Information regarding the Participants, including their direct or indirect interests in the Company, by security holdings or otherwise, is contained in the Schedule 13D, as may be amended from time to time (the “Schedule 13D”), filed by Mr. Eror with the Securities and Exchange Commission (the “SEC”). The Schedule 13D is available at no charge on the SEC’s website at http://www.sec.gov. As of the date hereof, the Participants collectively beneficially own an aggregate of 644,252 shares of common stock of the Company, $0.001 par value per share (the “Common Stock”), consisting of (i) 87,125 shares of Common Stock directly beneficially owned by Steven C. Eror, (ii) 8,900 shares of Common Stock directly beneficially owned by Brian Loveridge, (iii) 172,188 shares of Common Stock beneficially owned by Todd Morgan, including (a) 32,500 shares of Common Stock held by an irrevocable trust of which Mr. Morgan is the trustee, (b) 33,750 shares of Common Stock held by a trust of which Mr. Morgan is the manager, (c) 3,750 shares of Common Stock held by a trust of which Mr. Morgan is the manager, (d) 50,000 shares of Common Stock held by a trust of which Mr. Morgan is the manager, and (e) 25,000 shares of Common Stock held by a trust of which Mr. Morgan is the manager, (iv) 58,735 shares of Common Stock directly beneficially owned by Don Patterson (v) 277,621 shares of Common Stock directly beneficially owned by Eric Sokol and (iv) 39,683 shares of Common Stock directly beneficially owned by Ron Dunford. As of the date hereof, none of Messrs. Christiansen or Serbin beneficially own any shares of Common Stock.

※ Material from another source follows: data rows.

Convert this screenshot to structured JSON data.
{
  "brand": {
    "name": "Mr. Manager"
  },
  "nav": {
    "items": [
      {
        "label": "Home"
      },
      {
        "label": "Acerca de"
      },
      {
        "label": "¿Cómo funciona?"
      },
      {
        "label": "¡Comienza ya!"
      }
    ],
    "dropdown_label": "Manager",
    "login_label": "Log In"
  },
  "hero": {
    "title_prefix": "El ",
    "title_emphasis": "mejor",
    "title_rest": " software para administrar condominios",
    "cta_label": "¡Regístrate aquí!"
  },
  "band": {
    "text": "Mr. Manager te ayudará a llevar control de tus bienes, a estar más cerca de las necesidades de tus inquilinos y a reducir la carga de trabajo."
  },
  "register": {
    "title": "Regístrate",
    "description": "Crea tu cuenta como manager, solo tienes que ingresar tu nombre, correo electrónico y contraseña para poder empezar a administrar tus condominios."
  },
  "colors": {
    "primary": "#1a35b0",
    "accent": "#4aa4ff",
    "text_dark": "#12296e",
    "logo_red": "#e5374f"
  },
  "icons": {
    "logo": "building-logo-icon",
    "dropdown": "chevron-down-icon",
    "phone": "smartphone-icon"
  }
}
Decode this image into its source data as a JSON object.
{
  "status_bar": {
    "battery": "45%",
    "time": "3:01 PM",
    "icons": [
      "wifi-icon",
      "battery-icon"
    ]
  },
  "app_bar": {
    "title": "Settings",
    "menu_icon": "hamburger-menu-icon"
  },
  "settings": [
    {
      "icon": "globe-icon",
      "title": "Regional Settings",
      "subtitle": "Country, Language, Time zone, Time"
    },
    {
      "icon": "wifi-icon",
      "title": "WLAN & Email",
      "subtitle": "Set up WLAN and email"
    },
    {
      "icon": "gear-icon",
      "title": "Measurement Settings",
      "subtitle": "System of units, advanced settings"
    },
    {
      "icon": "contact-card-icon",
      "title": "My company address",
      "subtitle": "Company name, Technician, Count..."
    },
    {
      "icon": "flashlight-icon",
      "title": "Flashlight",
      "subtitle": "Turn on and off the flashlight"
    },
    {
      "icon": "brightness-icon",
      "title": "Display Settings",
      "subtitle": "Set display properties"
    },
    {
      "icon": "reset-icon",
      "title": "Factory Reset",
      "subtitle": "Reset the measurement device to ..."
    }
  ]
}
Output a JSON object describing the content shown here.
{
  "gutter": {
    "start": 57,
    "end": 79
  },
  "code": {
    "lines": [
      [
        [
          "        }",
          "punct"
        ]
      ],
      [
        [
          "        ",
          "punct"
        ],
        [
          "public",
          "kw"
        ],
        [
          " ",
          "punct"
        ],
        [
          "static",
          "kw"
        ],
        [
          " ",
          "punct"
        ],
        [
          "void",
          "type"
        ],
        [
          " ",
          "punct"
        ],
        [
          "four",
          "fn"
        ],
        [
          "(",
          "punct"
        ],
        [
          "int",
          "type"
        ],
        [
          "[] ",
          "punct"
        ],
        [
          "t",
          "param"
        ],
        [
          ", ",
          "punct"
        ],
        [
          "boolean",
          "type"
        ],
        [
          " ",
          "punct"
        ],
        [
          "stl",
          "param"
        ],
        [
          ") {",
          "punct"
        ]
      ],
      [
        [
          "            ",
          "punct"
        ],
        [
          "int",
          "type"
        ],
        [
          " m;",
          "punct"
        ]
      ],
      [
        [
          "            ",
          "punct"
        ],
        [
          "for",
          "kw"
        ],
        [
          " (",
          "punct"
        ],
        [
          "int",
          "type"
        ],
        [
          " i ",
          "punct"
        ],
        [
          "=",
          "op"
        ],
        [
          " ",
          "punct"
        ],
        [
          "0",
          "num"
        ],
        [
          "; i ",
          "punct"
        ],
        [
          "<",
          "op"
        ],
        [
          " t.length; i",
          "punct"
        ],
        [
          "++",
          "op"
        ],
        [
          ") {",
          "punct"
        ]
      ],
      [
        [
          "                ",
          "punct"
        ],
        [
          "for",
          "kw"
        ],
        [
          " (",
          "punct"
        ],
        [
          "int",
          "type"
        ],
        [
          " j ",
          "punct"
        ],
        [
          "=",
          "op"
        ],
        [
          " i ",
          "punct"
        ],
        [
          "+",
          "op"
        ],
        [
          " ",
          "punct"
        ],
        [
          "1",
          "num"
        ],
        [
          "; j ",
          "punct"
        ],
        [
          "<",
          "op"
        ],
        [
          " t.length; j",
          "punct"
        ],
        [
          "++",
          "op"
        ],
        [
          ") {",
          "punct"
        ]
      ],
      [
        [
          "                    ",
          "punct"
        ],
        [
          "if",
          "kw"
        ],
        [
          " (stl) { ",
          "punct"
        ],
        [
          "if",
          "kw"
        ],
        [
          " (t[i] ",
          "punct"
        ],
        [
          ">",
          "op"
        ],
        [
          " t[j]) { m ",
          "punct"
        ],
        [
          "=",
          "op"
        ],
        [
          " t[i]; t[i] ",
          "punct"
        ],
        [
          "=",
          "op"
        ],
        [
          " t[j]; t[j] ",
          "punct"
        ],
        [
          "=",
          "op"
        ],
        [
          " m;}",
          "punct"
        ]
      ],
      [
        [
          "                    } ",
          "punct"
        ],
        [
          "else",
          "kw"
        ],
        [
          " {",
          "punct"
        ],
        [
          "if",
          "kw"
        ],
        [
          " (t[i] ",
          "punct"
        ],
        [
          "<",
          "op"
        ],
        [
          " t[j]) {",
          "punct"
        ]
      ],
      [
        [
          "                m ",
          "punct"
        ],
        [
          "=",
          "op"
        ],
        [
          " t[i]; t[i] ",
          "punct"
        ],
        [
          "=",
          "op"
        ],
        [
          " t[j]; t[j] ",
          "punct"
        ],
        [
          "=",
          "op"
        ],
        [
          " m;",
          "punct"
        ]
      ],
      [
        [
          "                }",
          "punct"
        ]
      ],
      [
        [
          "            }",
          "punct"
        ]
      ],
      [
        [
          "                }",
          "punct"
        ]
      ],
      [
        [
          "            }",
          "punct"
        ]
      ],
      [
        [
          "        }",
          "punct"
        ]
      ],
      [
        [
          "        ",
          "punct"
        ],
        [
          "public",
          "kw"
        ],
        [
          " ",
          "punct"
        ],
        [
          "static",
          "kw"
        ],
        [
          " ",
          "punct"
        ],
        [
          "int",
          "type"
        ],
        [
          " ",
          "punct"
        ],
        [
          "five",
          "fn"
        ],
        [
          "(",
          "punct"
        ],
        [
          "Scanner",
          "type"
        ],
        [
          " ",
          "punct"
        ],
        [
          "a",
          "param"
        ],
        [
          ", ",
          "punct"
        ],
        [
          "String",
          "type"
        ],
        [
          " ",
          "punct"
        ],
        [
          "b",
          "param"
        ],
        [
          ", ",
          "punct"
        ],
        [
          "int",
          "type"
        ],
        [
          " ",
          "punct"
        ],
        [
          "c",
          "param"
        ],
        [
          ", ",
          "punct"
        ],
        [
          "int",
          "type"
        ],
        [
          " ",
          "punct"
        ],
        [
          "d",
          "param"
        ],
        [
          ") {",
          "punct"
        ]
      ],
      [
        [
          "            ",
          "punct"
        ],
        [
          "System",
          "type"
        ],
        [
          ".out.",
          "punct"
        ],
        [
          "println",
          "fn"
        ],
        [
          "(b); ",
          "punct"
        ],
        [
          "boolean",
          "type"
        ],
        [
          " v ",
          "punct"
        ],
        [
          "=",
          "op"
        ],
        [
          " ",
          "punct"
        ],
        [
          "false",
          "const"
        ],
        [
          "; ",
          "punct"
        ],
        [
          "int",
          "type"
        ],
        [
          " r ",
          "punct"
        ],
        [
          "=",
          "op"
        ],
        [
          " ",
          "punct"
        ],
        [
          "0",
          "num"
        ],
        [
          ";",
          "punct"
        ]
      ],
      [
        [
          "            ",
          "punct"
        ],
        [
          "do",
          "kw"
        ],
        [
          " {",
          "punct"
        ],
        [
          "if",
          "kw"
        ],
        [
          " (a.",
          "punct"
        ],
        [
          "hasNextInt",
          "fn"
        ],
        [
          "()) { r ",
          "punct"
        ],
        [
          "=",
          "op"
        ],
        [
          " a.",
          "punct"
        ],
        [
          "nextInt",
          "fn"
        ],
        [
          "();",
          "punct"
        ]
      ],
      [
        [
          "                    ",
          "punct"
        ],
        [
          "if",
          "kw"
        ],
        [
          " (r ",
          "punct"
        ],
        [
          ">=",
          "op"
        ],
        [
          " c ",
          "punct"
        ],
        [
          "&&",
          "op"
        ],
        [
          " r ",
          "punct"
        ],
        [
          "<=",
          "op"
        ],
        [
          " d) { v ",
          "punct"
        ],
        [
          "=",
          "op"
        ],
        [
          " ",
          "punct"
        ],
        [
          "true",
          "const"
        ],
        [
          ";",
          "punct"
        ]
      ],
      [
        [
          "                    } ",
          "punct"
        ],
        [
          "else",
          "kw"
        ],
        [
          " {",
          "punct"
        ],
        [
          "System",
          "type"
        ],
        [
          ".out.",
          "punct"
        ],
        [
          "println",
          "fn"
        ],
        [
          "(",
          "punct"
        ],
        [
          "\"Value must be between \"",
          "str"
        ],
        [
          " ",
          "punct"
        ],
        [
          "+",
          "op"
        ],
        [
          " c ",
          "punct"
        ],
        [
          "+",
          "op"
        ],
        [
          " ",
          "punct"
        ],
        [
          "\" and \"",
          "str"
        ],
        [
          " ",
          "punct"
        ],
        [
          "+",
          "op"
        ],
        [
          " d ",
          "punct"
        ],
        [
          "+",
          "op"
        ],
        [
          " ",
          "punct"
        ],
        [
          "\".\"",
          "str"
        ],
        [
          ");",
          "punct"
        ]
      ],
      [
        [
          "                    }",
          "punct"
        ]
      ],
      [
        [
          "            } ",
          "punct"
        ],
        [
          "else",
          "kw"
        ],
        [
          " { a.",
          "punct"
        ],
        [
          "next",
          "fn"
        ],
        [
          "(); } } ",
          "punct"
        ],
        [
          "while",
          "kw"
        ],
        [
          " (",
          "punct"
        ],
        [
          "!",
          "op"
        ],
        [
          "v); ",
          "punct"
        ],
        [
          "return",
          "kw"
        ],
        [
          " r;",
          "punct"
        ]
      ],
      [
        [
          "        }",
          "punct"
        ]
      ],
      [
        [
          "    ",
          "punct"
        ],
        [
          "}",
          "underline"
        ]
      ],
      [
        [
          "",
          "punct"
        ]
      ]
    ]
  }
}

WARNING REGARDING FORWARD LOOKING STATEMENTS
THIS PRESS RELEASE CONTAINS FORWARD LOOKING STATEMENTS. FORWARD LOOKING STATEMENTS CAN BE IDENTIFIED BY USE OF WORDS SUCH AS "OUTLOOK", "BELIEVE", "INTEND", "EXPECT", "POTENTIAL", "WILL", "MAY", "SHOULD", "ESTIMATE", "ANTICIPATE", AND DERIVATIVES OR NEGATIVES OF SUCH WORDS OR SIMILAR WORDS. FORWARD LOOKING STATEMENTS IN THIS PRESS RELEASE ARE BASED UPON PRESENT BELIEFS OR EXPECTATIONS. HOWEVER, FORWARD LOOKING STATEMENTS AND THEIR IMPLICATIONS ARE NOT GUARANTEED TO OCCUR AND MAY NOT OCCUR AS A RESULT OF VARIOUS RISKS, REASONS AND UNCERTAINTIES. EXCEPT AS REQUIRED BY LAW, MR. EROR AND THE PARTICIPANTS UNDERTAKE NO OBLIGATION TO UPDATE ANY FORWARD LOOKING STATEMENT, WHETHER AS A RESULT OF NEW INFORMATION, FUTURE DEVELOPMENTS OR OTHERWISE.